WAUWATOSA, Wis. -- Republican presidential hopeful John Kasich has in recent days turned his focus squarely on his party's convention this summer and the small number of delegates he hopes to win.
The Ohio governor, who trails his two remaining opponents by millions of votes and hundreds of delegates, has argued that his electability in a general election will convince convention delegates to hand him the nomination if his opponents fail to clinch it themselves.
"We're just going to keep plugging, and we're continuing to raise money," Kasich told reporters outside Milwaukee on Wednesday. "I think a convention is going to consider who can win."

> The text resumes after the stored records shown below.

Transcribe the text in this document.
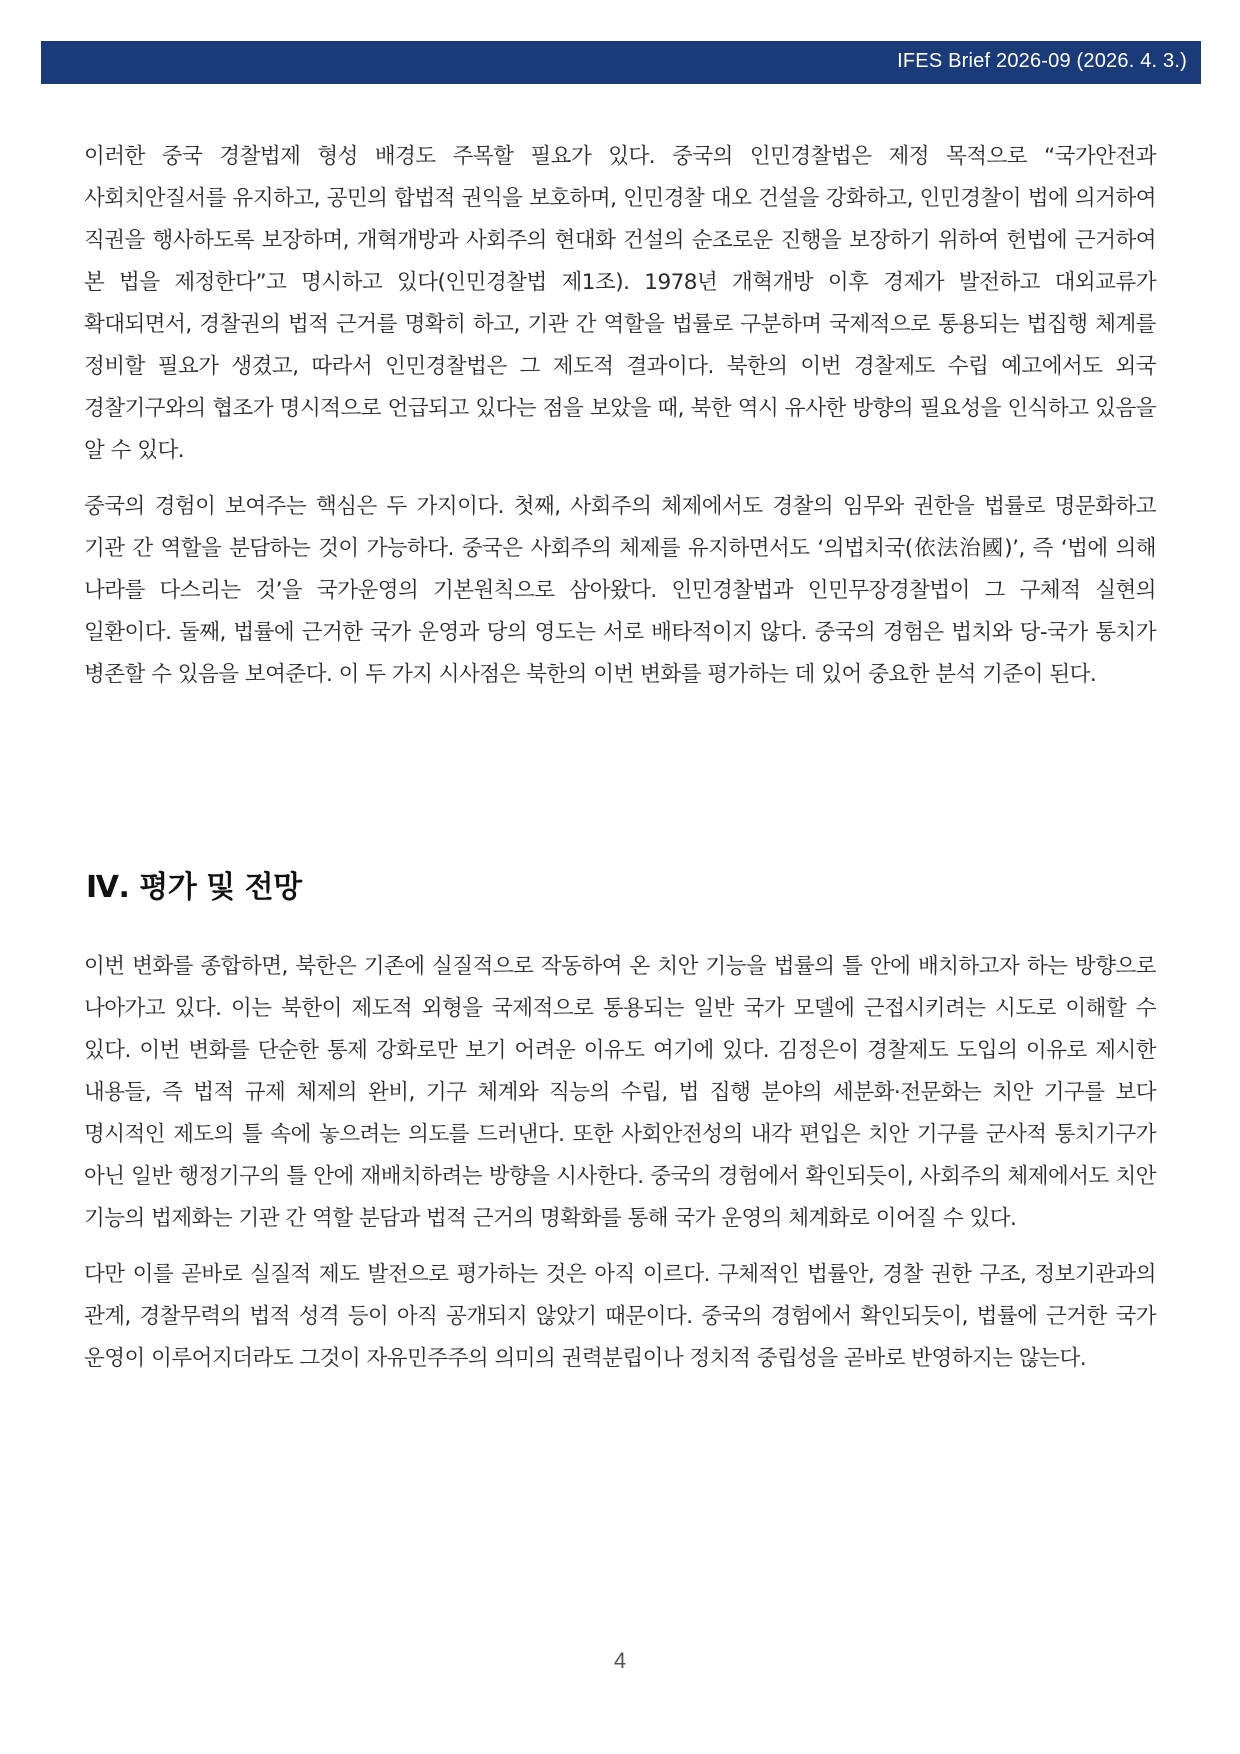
IFES Brief 2026-09 (2026. 4. 3.)

이러한 중국 경찰법제 형성 배경도 주목할 필요가 있다. 중국의 인민경찰법은 제정 목적으로 “국가안전과 사회치안질서를 유지하고, 공민의 합법적 권익을 보호하며, 인민경찰 대오 건설을 강화하고, 인민경찰이 법에 의거하여 직권을 행사하도록 보장하며, 개혁개방과 사회주의 현대화 건설의 순조로운 진행을 보장하기 위하여 헌법에 근거하여 본 법을 제정한다”고 명시하고 있다(인민경찰법 제1조). 1978년 개혁개방 이후 경제가 발전하고 대외교류가 확대되면서, 경찰권의 법적 근거를 명확히 하고, 기관 간 역할을 법률로 구분하며 국제적으로 통용되는 법집행 체계를 정비할 필요가 생겼고, 따라서 인민경찰법은 그 제도적 결과이다. 북한의 이번 경찰제도 수립 예고에서도 외국 경찰기구와의 협조가 명시적으로 언급되고 있다는 점을 보았을 때, 북한 역시 유사한 방향의 필요성을 인식하고 있음을 알 수 있다.

중국의 경험이 보여주는 핵심은 두 가지이다. 첫째, 사회주의 체제에서도 경찰의 임무와 권한을 법률로 명문화하고 기관 간 역할을 분담하는 것이 가능하다. 중국은 사회주의 체제를 유지하면서도 ‘의법치국(依法治國)’, 즉 ‘법에 의해 나라를 다스리는 것’을 국가운영의 기본원칙으로 삼아왔다. 인민경찰법과 인민무장경찰법이 그 구체적 실현의 일환이다. 둘째, 법률에 근거한 국가 운영과 당의 영도는 서로 배타적이지 않다. 중국의 경험은 법치와 당-국가 통치가 병존할 수 있음을 보여준다. 이 두 가지 시사점은 북한의 이번 변화를 평가하는 데 있어 중요한 분석 기준이 된다.

Ⅳ. 평가 및 전망

이번 변화를 종합하면, 북한은 기존에 실질적으로 작동하여 온 치안 기능을 법률의 틀 안에 배치하고자 하는 방향으로 나아가고 있다. 이는 북한이 제도적 외형을 국제적으로 통용되는 일반 국가 모델에 근접시키려는 시도로 이해할 수 있다. 이번 변화를 단순한 통제 강화로만 보기 어려운 이유도 여기에 있다. 김정은이 경찰제도 도입의 이유로 제시한 내용들, 즉 법적 규제 체제의 완비, 기구 체계와 직능의 수립, 법 집행 분야의 세분화·전문화는 치안 기구를 보다 명시적인 제도의 틀 속에 놓으려는 의도를 드러낸다. 또한 사회안전성의 내각 편입은 치안 기구를 군사적 통치기구가 아닌 일반 행정기구의 틀 안에 재배치하려는 방향을 시사한다. 중국의 경험에서 확인되듯이, 사회주의 체제에서도 치안 기능의 법제화는 기관 간 역할 분담과 법적 근거의 명확화를 통해 국가 운영의 체계화로 이어질 수 있다.

다만 이를 곧바로 실질적 제도 발전으로 평가하는 것은 아직 이르다. 구체적인 법률안, 경찰 권한 구조, 정보기관과의 관계, 경찰무력의 법적 성격 등이 아직 공개되지 않았기 때문이다. 중국의 경험에서 확인되듯이, 법률에 근거한 국가 운영이 이루어지더라도 그것이 자유민주주의 의미의 권력분립이나 정치적 중립성을 곧바로 반영하지는 않는다.

4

While it is mathematically impossible for him to win 1,237 delegates - and, in effect, the nomination - before the July convention, Kasich has said he thinks neither of his opponents, businessman Donald Trump and Texas Sen. Ted Cruz, can do so either. By that time, Kasich's campaign argues, delegates will only care about electability, and several polls this week showed Kasich as the only remaining GOP candidate who can beat Hillary Clinton (one put both him and Cruz in that category).
The strategy has drawn criticism from Cruz, who has referred to Kasich as a "spoiler" in the race to stop Trump.
"What John Kasich is doing is he's helping Donald Trump," Cruz told ABC News' "Good Morning America" on Wednesday. "He's being a spoiler. Now maybe he's auditioning to be Trump's VP."
While Kasich trails Cruz by more than 300 delegates and Trump by nearly 600, according to ABC estimates, Kasich argues that he will perform better in upcoming contests in the eastern United States, from Pennsylvania and New Jersey to New York and Connecticut.
While an "outside shot," Kasich's argument is rational and could become reality, according to Matthew Dowd, an ABC analyst who was a strategist on George W. Bush's presidential campaigns. Kasich's electability argument is designed in part to convince potential donors he can last, and trailing Trump in delegates by a couple hundred more than Cruz might not make a difference at a convention, Dowd said.
"It's all a question of degrees," Dowd noted. "I think Kasich's going to have to win somewhere before this is over, and I think if he wins enough places at the end, that creates a much better space for this argument in May, June."
Delegates will feel obligated to vote for the candidate voters in their state chose on the first ballot of a convention, but they will not have any real obligation on subsequent votes, according to Elaine Kamarck, a senior fellow at the Brookings Institution in Washington and an adjunct lecturer in public policy at Harvard's John F. Kennedy School of Government.
In such a scenario, Kasich may have a more difficult time than he has made out so far, she told ABC News.
"Anything can happen, and certainly Kasich looks to be the strongest of them against Hillary Clinton," Kamarck, a super-delegate for Clinton, said. "But this involves Ted Cruz and Ted Cruz's delegates coming to the same conclusion and Donald Trump's delegates coming to the same conclusion."